Because of that, I was lamenting the trip's end before it even began. So when it did end, I had a bit of a comedic breakdown. Every song seemed meaningful. Every piece of bacon seemed like my last. It was time to get organized again (or, maybe organized for the first time is more like it). It was time to stop eating everything in sight. It was time to return to what sometimes feels like a taxing work schedule. Hey, I'll take working over not working, but after a few months of regular output, professional stress has become less of a novel and welcome feeling to me. Now it just manifests as plain old, regular stress.

That's ok, though, because I've always felt that stressful situations are good impetus to change your life for the better. Maybe you need a new daily schedule! Or to clean out your desk! Maybe you need a new fitness regime! I love the promise of those ideas.

And that's usually how I've dealt with the end of great vacations. I've switched it up a bit, or planned something exciting. I think that's part of a vacation does: it energizes you for something new.

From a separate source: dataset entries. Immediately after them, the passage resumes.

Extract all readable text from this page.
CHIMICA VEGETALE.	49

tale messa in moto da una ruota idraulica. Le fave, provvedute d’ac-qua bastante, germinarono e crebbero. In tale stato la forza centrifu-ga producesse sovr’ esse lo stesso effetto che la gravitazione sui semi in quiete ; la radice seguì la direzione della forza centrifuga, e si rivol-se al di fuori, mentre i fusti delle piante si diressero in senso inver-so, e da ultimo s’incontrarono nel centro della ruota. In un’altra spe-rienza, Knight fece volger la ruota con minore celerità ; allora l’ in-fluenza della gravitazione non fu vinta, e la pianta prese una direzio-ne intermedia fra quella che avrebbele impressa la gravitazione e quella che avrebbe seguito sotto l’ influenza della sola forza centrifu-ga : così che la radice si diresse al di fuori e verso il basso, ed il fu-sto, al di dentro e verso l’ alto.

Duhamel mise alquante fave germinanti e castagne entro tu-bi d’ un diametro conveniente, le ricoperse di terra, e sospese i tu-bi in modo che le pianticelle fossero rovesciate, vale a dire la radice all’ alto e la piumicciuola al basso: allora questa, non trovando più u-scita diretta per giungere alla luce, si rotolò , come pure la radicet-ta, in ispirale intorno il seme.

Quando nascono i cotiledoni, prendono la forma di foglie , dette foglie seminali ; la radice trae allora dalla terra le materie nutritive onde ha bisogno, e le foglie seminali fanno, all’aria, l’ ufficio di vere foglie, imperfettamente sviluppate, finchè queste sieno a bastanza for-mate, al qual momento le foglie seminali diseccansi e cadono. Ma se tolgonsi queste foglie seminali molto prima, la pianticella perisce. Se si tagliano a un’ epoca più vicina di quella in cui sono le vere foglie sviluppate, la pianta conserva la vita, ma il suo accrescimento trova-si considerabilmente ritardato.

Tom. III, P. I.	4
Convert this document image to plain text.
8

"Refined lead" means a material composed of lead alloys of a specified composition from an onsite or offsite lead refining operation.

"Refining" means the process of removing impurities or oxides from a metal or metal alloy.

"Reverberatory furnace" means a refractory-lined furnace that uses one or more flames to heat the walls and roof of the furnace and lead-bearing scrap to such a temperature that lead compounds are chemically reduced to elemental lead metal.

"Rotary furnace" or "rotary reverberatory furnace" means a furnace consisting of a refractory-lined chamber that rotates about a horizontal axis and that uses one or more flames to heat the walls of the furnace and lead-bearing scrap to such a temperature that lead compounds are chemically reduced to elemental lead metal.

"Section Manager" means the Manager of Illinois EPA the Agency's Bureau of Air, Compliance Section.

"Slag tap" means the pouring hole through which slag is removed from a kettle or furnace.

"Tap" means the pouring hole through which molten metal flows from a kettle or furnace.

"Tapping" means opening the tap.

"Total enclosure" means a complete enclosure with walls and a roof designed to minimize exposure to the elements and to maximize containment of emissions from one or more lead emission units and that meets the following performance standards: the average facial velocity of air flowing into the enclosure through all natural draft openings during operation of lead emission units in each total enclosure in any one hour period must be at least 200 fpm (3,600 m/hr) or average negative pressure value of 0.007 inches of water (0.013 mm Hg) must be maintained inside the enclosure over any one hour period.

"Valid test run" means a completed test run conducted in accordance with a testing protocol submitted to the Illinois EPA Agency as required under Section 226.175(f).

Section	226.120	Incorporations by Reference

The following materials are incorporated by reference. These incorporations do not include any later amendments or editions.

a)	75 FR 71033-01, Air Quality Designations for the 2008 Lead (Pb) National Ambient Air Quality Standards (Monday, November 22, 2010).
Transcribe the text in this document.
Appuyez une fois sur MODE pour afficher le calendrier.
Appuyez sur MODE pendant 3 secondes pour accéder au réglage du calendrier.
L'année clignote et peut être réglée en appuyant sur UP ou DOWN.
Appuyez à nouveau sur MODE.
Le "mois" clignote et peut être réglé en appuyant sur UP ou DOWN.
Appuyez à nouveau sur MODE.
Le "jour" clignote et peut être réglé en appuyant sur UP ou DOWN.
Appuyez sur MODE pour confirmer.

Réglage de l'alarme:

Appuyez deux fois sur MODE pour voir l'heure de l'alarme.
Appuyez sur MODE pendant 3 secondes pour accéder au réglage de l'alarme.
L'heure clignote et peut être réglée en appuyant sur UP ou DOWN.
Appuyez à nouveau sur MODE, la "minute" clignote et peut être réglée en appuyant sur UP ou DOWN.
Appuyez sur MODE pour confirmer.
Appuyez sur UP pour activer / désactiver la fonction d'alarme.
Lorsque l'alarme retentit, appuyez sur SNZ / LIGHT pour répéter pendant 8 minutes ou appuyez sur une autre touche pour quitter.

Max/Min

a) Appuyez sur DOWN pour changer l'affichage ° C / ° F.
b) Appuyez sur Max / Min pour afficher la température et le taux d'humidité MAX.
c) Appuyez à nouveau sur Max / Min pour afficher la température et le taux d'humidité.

The difference at this stage of me and J's life is that we're on the brink of a LOT of new things, at least potentially. As he finishes up his post-doc, we will be thinking about what's next. Including new jobs and a whole new place to live, maybe. It's both scary and exciting, but most of all - for me at least - it's unsettling. I'm constantly on guard regarding my emotions; if I'm feeling in love with New Haven, I'm careful not to love it too much. When I talk to people about places they've lived, I'm overwhelmed with the details - the places, colors, pros and cons - in their stories.

So what I'm trying to do is convince myself that not knowing what's next is good. That we're on the brink of a million exciting things, whether that means new things here, or new things somewhere else. Our vacation was a chance to stop worrying about the routine parts of our life, and also to stop worrying about these bigger issues.

Now that we're back, it's game on. It feels better to admit that there's a lot to think about rather than utter my normal refrain, "Well, we'll see what happens." So, people: there's a lot to think about. Thanks to the beach, and our family and eating shameful amounts of refined sugar without guilt, I am rested and ready to plan.